Last month a Michigan man named Bradley Fowler initiated a $10 million dollar lawsuit against Nashville-based Christian publisher Thomas Nelson. This month he extended his legal action by suing Zondervan, based in Grand Rapids, for $60 million. When someone seeks a combined $70 million in damages, that has a way of grabbing my attention.
At first I wondered what provoked such an aggressive lawsuit. You know, was he an ex-employee who experienced discrimination? Did he suffer a job-related accident? Nope. Turns out both companies publish Bibles . . . and Bradley doesn’t like something these Bibles have to say about his behavior. Specifically, Bradley claims their Bibles have caused him emotional pain and demoralization.

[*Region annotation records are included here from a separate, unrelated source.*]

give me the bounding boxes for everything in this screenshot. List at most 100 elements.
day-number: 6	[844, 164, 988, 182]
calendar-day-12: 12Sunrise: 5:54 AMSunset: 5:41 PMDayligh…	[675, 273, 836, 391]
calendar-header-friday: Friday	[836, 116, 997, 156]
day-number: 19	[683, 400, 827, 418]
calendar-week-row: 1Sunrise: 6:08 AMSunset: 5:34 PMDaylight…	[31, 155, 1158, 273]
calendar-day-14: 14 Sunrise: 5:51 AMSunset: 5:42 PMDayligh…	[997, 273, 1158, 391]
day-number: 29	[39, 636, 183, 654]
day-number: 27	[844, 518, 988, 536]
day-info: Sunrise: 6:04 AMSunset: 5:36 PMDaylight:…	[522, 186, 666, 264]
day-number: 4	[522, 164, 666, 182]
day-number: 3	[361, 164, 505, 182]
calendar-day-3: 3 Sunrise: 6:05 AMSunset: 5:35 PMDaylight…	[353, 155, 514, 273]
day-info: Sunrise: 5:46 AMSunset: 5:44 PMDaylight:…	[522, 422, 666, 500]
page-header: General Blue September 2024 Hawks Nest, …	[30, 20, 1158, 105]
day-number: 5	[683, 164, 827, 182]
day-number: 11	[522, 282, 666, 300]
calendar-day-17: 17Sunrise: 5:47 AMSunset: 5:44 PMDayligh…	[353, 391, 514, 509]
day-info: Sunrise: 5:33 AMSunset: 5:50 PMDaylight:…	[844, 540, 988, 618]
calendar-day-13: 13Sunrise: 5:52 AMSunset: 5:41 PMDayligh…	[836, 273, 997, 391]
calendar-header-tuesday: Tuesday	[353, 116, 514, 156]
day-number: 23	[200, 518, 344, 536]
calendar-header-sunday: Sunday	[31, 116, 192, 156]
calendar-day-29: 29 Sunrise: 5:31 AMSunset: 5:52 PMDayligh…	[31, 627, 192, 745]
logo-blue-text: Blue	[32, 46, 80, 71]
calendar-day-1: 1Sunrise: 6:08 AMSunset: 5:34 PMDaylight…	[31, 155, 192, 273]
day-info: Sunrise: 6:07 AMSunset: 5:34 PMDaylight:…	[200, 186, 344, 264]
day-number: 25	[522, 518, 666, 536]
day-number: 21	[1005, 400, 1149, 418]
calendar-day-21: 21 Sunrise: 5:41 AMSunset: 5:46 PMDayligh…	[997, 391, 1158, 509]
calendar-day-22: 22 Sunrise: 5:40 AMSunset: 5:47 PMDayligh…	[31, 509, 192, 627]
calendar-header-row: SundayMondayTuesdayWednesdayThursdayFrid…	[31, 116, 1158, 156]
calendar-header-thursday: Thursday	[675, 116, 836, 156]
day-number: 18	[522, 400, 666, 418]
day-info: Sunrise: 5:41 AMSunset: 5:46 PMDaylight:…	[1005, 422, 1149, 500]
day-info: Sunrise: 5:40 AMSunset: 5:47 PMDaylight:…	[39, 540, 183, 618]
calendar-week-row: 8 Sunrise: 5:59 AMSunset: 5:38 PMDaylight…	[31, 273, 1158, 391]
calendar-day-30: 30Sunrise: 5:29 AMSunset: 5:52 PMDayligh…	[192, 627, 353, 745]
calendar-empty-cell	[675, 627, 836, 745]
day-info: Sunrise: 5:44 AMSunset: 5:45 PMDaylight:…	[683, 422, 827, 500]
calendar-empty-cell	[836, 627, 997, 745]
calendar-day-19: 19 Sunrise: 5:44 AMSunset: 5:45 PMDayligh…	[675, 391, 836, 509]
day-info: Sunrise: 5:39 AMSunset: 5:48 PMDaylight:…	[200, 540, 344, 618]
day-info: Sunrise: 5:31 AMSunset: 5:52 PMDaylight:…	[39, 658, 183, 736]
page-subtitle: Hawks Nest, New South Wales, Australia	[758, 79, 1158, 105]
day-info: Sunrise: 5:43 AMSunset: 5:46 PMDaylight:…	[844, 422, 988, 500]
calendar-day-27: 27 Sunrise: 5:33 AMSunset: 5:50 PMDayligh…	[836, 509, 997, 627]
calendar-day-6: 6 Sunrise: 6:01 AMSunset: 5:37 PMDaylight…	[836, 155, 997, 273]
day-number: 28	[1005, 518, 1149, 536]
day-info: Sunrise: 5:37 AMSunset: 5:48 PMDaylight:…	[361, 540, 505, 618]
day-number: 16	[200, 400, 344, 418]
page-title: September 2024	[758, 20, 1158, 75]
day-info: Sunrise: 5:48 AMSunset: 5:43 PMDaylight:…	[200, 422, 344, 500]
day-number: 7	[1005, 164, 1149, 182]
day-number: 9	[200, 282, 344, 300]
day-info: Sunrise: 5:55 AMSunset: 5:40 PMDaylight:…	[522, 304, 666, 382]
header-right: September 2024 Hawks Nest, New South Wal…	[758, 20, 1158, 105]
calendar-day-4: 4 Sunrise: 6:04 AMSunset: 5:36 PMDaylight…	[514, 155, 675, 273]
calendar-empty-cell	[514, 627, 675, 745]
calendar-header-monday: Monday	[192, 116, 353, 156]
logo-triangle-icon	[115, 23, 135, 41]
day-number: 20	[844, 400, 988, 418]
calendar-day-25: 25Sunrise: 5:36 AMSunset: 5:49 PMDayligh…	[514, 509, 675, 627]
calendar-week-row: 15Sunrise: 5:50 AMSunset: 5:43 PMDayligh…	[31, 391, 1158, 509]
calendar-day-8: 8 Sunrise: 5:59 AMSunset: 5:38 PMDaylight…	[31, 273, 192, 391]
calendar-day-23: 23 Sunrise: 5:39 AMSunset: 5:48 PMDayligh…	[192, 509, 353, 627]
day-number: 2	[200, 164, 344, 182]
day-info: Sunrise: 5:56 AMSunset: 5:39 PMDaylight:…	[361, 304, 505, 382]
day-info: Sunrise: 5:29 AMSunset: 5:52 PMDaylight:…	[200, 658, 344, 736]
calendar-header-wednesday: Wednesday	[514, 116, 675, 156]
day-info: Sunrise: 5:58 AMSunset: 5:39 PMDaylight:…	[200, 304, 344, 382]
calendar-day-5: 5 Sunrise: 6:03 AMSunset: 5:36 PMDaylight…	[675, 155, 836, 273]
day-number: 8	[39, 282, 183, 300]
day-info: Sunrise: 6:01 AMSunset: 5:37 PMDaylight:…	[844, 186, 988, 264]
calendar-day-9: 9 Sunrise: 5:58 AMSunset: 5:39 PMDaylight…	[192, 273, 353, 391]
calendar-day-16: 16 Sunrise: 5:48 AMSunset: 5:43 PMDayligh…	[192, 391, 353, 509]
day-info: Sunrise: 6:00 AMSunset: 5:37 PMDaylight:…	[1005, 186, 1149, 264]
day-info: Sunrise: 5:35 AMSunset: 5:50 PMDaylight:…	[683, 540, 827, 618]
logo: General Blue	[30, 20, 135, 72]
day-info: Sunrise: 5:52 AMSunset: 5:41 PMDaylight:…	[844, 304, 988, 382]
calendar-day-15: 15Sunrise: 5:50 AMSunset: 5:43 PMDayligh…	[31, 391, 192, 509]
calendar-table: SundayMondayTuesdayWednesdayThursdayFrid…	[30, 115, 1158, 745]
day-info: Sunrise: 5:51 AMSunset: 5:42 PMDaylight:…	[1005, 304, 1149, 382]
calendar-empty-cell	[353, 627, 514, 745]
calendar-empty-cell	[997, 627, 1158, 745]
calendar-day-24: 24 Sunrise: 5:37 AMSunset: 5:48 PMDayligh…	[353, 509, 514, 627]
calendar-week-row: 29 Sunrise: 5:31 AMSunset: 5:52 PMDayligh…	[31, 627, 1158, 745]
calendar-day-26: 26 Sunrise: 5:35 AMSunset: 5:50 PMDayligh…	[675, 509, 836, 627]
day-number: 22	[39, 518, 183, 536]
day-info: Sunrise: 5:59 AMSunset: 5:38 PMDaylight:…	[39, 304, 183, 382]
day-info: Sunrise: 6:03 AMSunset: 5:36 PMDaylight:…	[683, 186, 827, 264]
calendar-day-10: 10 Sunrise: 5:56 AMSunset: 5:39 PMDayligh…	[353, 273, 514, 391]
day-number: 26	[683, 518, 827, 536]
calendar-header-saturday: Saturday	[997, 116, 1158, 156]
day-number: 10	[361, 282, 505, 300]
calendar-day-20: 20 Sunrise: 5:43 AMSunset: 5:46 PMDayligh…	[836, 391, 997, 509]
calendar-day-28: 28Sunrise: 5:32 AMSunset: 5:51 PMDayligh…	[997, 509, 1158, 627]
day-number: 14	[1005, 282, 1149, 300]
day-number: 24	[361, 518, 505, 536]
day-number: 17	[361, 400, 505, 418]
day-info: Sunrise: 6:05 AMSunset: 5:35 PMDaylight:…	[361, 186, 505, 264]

Before going into details about his particular area of discomfort, let me say that I’m not comfortable when God – speaking through the pages of the Bible – convicts me of the areas where I’ve sinned. Maybe I’ve wronged my wife Jean in some way, or spoken harshly to my boys, or been impatient with a coworker. Regardless of the specific sin, when God puts his finger on something in my life, conviction isn’t fun. Why?

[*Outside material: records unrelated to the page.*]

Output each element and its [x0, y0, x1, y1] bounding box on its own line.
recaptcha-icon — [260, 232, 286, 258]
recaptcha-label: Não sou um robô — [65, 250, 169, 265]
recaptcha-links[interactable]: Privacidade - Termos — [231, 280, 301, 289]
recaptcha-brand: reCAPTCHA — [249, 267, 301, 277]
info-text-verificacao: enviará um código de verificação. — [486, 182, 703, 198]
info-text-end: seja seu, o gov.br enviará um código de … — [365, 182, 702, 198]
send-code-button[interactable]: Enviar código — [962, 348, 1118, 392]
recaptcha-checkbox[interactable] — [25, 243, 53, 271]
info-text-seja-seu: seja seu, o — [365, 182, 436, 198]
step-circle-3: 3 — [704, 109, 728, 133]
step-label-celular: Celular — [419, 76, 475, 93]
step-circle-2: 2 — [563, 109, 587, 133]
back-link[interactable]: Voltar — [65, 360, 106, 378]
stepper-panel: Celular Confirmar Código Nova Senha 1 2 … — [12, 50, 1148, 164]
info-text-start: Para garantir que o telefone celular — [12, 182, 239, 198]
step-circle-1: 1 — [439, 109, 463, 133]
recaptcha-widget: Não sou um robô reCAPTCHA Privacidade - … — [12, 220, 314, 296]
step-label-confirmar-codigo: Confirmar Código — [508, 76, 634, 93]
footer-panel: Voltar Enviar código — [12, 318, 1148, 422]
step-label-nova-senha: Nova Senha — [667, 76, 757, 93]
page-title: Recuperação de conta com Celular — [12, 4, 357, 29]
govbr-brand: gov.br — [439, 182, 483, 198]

Conviction means that God isn’t pleased with something in my life. And when something isn’t right, I must repent, change my ways, make amends, right a wrong, apologize, pursue forgiveness, mend fences, or clear the air. Yes, conviction reminds me that I need a savior. And without the conviction of sin that reading the Bible offers me, I’d never change by embracing what Jesus has done on my behalf.

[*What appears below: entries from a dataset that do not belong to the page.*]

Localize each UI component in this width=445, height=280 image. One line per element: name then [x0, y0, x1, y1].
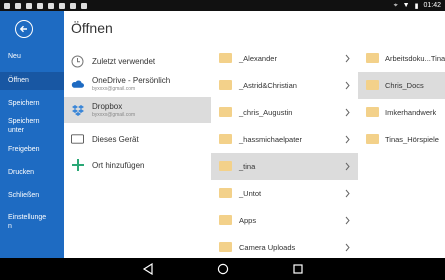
nav-item-open[interactable]: Öffnen	[0, 72, 64, 90]
folder-icon	[219, 53, 232, 63]
folder-icon	[219, 80, 232, 90]
arrow-left-icon	[19, 25, 27, 33]
folder-item[interactable]: Apps	[211, 207, 358, 234]
folder-item[interactable]: _Astrid&Christian	[211, 72, 358, 99]
chevron-right-icon	[345, 162, 350, 171]
nav-item-save[interactable]: Speichern	[0, 96, 64, 112]
folder-icon	[219, 161, 232, 171]
place-text: Dropbox byxxxx@gmail.com	[92, 102, 135, 118]
system-icons: ⌖ ▼ ▮ 01:42	[394, 2, 441, 10]
folder-item[interactable]: Camera Uploads	[211, 234, 358, 261]
folder-name: Tinas_Hörspiele	[385, 135, 439, 144]
subfolder-item-selected[interactable]: Chris_Docs	[358, 72, 445, 99]
folder-icon	[219, 134, 232, 144]
folder-name: _hassmichaelpater	[239, 135, 302, 144]
notification-icons	[4, 2, 87, 9]
dropbox-notification-icon	[15, 2, 21, 9]
image-notification-icon	[48, 2, 54, 9]
nav-item-new[interactable]: Neu	[0, 49, 64, 65]
folder-name: _Astrid&Christian	[239, 81, 297, 90]
page-title: Öffnen	[71, 20, 113, 36]
nav-item-close[interactable]: Schließen	[0, 188, 64, 204]
folder-name: _Untot	[239, 189, 262, 198]
folder-icon	[366, 53, 379, 63]
home-circle-icon[interactable]	[217, 263, 229, 275]
folder-name: _Alexander	[239, 54, 277, 63]
nav-item-share[interactable]: Freigeben	[0, 142, 64, 158]
place-recent[interactable]: Zuletzt verwendet	[64, 51, 211, 71]
nav-item-save-as[interactable]: Speichern unter	[0, 115, 52, 139]
place-onedrive[interactable]: OneDrive - Persönlich byxxxx@gmail.com	[64, 72, 211, 96]
dropbox-notification-icon	[37, 2, 43, 9]
place-name: Ort hinzufügen	[92, 160, 145, 170]
cloud-icon	[71, 78, 84, 91]
place-text: OneDrive - Persönlich byxxxx@gmail.com	[92, 76, 170, 92]
clock-icon	[71, 55, 84, 68]
folder-icon	[219, 242, 232, 252]
dropbox-notification-icon	[26, 2, 32, 9]
wifi-icon: ▼	[402, 2, 410, 9]
chevron-right-icon	[345, 108, 350, 117]
chevron-right-icon	[345, 216, 350, 225]
folder-icon	[219, 188, 232, 198]
folder-name: Arbeitsdoku...Tina	[385, 54, 445, 63]
image-notification-icon	[59, 2, 65, 9]
folder-name: Camera Uploads	[239, 243, 296, 252]
back-triangle-icon[interactable]	[142, 263, 154, 275]
chevron-right-icon	[345, 54, 350, 63]
open-panel: Öffnen Zuletzt verwendet OneDrive - Pers…	[64, 11, 445, 258]
folder-name: _chris_Augustin	[239, 108, 293, 117]
place-name: Dieses Gerät	[92, 134, 139, 144]
dropbox-icon	[71, 104, 84, 117]
plus-icon	[71, 159, 84, 172]
folder-item[interactable]: _Untot	[211, 180, 358, 207]
place-dropbox[interactable]: Dropbox byxxxx@gmail.com	[64, 97, 211, 123]
place-this-device[interactable]: Dieses Gerät	[64, 129, 211, 149]
place-add[interactable]: Ort hinzufügen	[64, 155, 211, 175]
status-bar: ⌖ ▼ ▮ 01:42	[0, 0, 445, 11]
chevron-right-icon	[345, 189, 350, 198]
subfolder-item[interactable]: Tinas_Hörspiele	[358, 126, 445, 153]
folder-icon	[219, 215, 232, 225]
subfolder-item[interactable]: Imkerhandwerk	[358, 99, 445, 126]
backstage-nav: Neu Öffnen Speichern Speichern unter Fre…	[0, 11, 64, 258]
folder-name: Imkerhandwerk	[385, 108, 437, 117]
notification-icon	[4, 2, 10, 9]
folder-item[interactable]: _chris_Augustin	[211, 99, 358, 126]
folder-item-selected[interactable]: _tina	[211, 153, 358, 180]
office-open-screen: ⌖ ▼ ▮ 01:42 Neu Öffnen Speichern Speiche…	[0, 0, 445, 280]
recents-square-icon[interactable]	[292, 263, 304, 275]
place-name: Zuletzt verwendet	[92, 56, 156, 66]
folder-icon	[219, 107, 232, 117]
folder-name: Apps	[239, 216, 257, 225]
system-nav-bar	[0, 258, 445, 280]
place-name: OneDrive - Persönlich	[92, 76, 171, 85]
folder-icon	[366, 107, 379, 117]
place-text: Dieses Gerät	[92, 135, 139, 144]
back-button[interactable]	[15, 20, 33, 38]
nav-item-print[interactable]: Drucken	[0, 165, 64, 181]
chevron-right-icon	[345, 81, 350, 90]
place-account: byxxxx@gmail.com	[92, 86, 136, 92]
folder-item[interactable]: _Alexander	[211, 45, 358, 72]
battery-icon: ▮	[414, 2, 419, 10]
location-icon: ⌖	[393, 1, 398, 9]
folder-icon	[366, 80, 379, 90]
place-text: Ort hinzufügen	[92, 161, 144, 170]
nav-item-settings[interactable]: Einstellungen	[0, 211, 50, 235]
folder-icon	[366, 134, 379, 144]
tablet-icon	[71, 133, 84, 146]
subfolder-item[interactable]: Arbeitsdoku...Tina	[358, 45, 445, 72]
place-text: Zuletzt verwendet	[92, 57, 155, 66]
folder-name: Chris_Docs	[385, 81, 424, 90]
folder-item[interactable]: _hassmichaelpater	[211, 126, 358, 153]
place-name: Dropbox	[92, 102, 123, 111]
place-account: byxxxx@gmail.com	[92, 112, 136, 118]
chevron-right-icon	[345, 135, 350, 144]
mail-notification-icon	[70, 2, 76, 9]
android-icon	[81, 2, 87, 9]
folder-name: _tina	[239, 162, 256, 171]
clock-time: 01:42	[423, 2, 441, 9]
chevron-right-icon	[345, 243, 350, 252]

Back to Bradley’s $70 million dollar lawsuit.
He claims that because the Bible calls homosexuality a sin, he experienced periods of “demoralization, chaos and bewilderment.” Bradley’s especially upset because homosexuality is listed in 1 Corinthians 6:9 as a sin that prevents him from entering “the kingdom of God.” Of course, a more careful reading of verses 9 and 10 make it clear that God isn’t singling out homosexuals. See for yourself:
“Do you not know that the wicked will not inherit the kingdom of God? Do not be deceived: Neither the sexually immoral nor idolaters nor adulterers nor male prostitutes nor homosexual offenders nor thieves nor the greedy nor drunkards nor slanderers nor swindlers will inherit the kingdom of God.”
Did you notice that greedy people are on God’s list of the “wicked” who “will not inherit the kingdom of God”? Should greedy people join the lawsuit for emotional distress? What about “thieves” or “adulterers”? What Bradley is missing is the good news that comes in verse 11: “And that is what some of you were. But you were washed, you were sanctified, you were justified in the name of the Lord Jesus Christ and by the Spirit of our God.”
God knows none of us–whether homosexual, straight, living in adultery, or just obsessed with greed–can enter heaven apart from a savior and a change in that person’s life. While I pray that the court tosses out this frivolous lawsuit, I also pray that Bradley allows the conviction he may be experiencing to drive him to a Savior who loves him just as he is.